Patrick Caldwell
Mitt Romney and Lincoln Chafee have surprisingly similar family backgrounds, both the product of prominent Republican households. Their fathers governed states as Rockefeller Republicans-George Romney in Michigan, John Chafee in Rhode Island-then served together in Richard Nixon's cabinet. The sons followed their fathers' molds as moderate Northeastern Republicans to great success a decade ago. Romney became the governor of Massachusetts in 2002 and Chafee replaced his father in the Senate, each serving one term in their respective roles.

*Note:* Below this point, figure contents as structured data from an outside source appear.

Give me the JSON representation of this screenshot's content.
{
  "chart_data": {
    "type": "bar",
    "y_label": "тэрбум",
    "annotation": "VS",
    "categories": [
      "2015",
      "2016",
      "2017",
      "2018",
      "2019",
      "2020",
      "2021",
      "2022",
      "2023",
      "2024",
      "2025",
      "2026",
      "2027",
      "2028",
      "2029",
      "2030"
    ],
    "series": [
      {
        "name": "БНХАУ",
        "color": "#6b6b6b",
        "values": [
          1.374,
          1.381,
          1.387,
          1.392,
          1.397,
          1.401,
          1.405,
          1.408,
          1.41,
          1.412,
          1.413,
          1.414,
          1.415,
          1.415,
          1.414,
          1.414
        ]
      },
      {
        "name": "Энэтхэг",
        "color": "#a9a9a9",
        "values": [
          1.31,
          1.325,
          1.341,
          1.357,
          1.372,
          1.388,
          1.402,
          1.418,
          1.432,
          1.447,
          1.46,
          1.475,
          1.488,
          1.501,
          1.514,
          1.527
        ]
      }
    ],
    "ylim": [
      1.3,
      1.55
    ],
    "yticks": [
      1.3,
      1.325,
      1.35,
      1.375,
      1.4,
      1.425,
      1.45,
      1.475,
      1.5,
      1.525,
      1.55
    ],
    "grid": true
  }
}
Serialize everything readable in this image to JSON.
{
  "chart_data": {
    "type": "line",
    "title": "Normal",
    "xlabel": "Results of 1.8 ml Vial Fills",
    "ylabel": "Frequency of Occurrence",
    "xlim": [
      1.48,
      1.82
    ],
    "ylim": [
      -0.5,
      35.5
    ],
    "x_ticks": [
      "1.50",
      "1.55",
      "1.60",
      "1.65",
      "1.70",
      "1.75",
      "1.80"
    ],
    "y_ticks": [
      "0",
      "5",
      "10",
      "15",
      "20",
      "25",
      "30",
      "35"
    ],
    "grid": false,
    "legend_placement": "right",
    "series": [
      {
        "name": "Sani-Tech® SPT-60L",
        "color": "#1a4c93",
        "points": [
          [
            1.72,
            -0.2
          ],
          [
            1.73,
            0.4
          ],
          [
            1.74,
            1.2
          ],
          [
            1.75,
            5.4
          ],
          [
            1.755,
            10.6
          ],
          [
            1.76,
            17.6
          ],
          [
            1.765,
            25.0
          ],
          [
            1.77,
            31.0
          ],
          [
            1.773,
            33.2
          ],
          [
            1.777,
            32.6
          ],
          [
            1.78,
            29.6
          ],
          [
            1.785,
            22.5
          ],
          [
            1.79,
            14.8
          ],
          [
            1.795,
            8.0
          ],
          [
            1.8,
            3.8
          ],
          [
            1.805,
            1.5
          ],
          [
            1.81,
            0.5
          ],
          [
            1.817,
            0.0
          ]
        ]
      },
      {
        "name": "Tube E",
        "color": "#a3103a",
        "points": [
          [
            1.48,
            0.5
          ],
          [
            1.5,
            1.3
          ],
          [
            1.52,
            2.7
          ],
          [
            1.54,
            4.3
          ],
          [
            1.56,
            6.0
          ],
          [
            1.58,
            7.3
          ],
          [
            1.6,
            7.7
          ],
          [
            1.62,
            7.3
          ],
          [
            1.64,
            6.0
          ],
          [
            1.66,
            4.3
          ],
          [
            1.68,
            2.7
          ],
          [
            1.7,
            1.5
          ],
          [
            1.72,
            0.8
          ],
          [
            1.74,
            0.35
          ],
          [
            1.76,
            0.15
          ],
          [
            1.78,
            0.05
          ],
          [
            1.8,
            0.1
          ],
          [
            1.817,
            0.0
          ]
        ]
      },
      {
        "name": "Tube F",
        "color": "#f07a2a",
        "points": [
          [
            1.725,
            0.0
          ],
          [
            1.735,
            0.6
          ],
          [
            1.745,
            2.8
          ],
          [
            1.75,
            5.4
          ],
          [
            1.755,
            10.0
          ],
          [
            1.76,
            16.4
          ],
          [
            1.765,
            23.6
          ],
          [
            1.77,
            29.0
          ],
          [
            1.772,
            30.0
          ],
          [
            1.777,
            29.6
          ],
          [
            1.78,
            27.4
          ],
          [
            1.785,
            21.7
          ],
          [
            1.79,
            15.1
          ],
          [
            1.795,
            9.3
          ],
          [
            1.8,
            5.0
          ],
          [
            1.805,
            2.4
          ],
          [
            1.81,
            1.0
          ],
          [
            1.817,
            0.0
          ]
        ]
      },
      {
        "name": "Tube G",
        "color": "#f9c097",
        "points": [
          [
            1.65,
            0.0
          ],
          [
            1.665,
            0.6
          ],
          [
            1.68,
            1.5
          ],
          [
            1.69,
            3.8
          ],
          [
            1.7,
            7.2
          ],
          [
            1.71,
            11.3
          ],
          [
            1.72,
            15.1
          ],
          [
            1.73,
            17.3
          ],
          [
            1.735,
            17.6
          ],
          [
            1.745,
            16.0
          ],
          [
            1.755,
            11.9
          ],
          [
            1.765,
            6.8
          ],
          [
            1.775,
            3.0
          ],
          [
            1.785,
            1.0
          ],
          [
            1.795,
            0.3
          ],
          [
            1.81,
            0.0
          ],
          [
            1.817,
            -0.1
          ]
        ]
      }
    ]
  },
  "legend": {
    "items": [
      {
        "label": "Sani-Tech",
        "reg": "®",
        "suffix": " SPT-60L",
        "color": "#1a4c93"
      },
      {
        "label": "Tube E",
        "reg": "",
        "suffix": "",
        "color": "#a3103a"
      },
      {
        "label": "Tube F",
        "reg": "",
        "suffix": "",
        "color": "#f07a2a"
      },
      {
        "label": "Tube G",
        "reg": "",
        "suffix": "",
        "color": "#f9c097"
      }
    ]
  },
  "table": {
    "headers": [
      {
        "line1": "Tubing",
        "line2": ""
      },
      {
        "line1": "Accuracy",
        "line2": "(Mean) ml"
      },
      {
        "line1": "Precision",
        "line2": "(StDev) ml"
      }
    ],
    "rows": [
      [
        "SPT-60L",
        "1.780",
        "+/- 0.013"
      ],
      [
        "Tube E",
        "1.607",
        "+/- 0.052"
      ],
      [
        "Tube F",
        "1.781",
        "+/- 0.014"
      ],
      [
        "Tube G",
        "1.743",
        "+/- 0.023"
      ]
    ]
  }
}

From there they split. Romney, of course, disavowed his moderate image to run for president in 2008, sticking to his severely conservative mantra up until the final month of this year's presidential campaign. Chafee, on the other hand, disavowed his party after he lost his Senate seat to a Democrat in 2006. He endorsed his former Senate colleague Barack Obama during the 2008 Democratic primary and ran for governor of Rhode Island in 2010 as an independent, winning a three-man race in which president Obama declined to endorse the Democratic candidate.
Chafee is repaying Obama's favor on the 2012 campaign trail. He offered the apostate's address at the Democratic Convention in September and has been hitting the trail to assist the president. I caught up with Chafee Sunday afternoon at an Obama field office in Henrico, Virginia, a booming suburb just outside Richmond that voted for Bush in '04 but flipped to Obama in '08.
"When I left the party I made the decision that the party wouldn't swing back to my traditional Republican values," Chafee told me in a hallway outside the Obama office before he spoke to the volunteers, "which are fiscal responsibility, not letting deficits grow, taking care of the environment, women's rights, and just general liberties, letting people live their lives as they see fit, leaving people alone. Not getting into foreign entanglements. Traditional Republican values that have changed over the last decade or so. They don't care about the environment, don't care about personal liberties, fiscal conservatism or the deficit, and getting us into all these quagmires overseas. I made the decision to leave because I didn't think it was coming back."
Befitting his moderate policies, Chafee keeps his critiques relatively polite, but he has few kind words for Romney's candidacy. Chafee doesn't buy Mitt Romney's recent feints to the center one iota. "The first decision was to choose Paul Ryan as the vice president," Chafee said. "If they really wanted to tack to the middle they would have chosen Olympia Snowe, or somebody else to be the VP. Governor Romney couldn't have gone more far right, Ryan is a foot soldier for Dick Cheney and the agenda that got this country in such trouble. All the bad decisions-the war, the tax cuts, the prescription drug benefit, bad environmental policies."
A press aide pulled Chafee away before I could get any further thoughts on the extinction of the northeastern Republican. A crowd of 30 Obama volunteers-a young, diverse group-crammed into the office's entry room to listen to Chafee and Katherine Waddell, a former Virginia state representative and fellow renounced Republican, boost the Obama cause. "It was very cathartic to walk into my board of canvassers and disaffiliate from being a Republican five years ago," Chafee told the volunteers. "I'm an independent and proud to be here supporting my colleague in the Senate-Senator Obama was in the Senate when I was, we overlapped for two years and served on two committees. No surprise that he was going places, even then. He's been a great president and he's going to continue to be a great president." With that the crowd dispersed. Chafee and Waddell headed into a back room for a brief canvass training and then hit the road to go door knocking for Obama in Henrico.